3.1.4 Lay-out opmaken

Met input van de laatste stap (2.4) van de tweede checklist wordt de lay-out van de taakgerichte werkinstructie opgemaakt. Modelweergaven krijgen de juiste schaal en worden op verzoek van de uitvoerende bouwplaatsmedewerkers logisch ten opzichte van elkaar weergegeven.
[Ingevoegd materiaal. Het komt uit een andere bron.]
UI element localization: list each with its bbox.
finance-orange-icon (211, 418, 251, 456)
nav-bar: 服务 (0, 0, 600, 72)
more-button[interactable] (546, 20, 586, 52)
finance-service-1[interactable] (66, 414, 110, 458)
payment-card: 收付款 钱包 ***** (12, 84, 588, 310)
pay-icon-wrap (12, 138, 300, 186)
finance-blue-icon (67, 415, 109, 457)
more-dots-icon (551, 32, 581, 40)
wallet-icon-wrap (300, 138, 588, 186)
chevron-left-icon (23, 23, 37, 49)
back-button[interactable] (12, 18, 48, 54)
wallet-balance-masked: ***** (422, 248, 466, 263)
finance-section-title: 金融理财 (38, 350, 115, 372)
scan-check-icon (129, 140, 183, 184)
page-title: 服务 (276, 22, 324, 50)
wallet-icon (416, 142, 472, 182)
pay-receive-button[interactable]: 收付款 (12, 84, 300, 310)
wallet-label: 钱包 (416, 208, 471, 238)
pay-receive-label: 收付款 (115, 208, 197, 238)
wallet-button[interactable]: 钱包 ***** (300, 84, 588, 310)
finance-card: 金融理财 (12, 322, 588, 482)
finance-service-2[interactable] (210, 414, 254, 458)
3.1.5 Projectinformatie toevoegen

In de onderhoek van de taakgerichte werkinstructie wordt in een tabel aangegeven welke modellen zijn weergegeven, zie Figuur 3.18. Hierdoor kan eenvoudig worden gecontroleerd of de actuele modellen zijn gebruikt in het informatieoverzicht. Ook is aangegeven wie de taakgerichte werkinstructie heeft opgesteld en of deze gecontroleerd en gereed is voor uitvoering. Daarnaast wordt de uit te voeren taak weergegeven voor het betreffende onderdeel. Vervolgens wordt de overige projectinformatie aangevuld in de stempel. Zodra de taakgerichte werkinstructie is goedgekeurd krijgt deze de status “gereed voor uitvoering”.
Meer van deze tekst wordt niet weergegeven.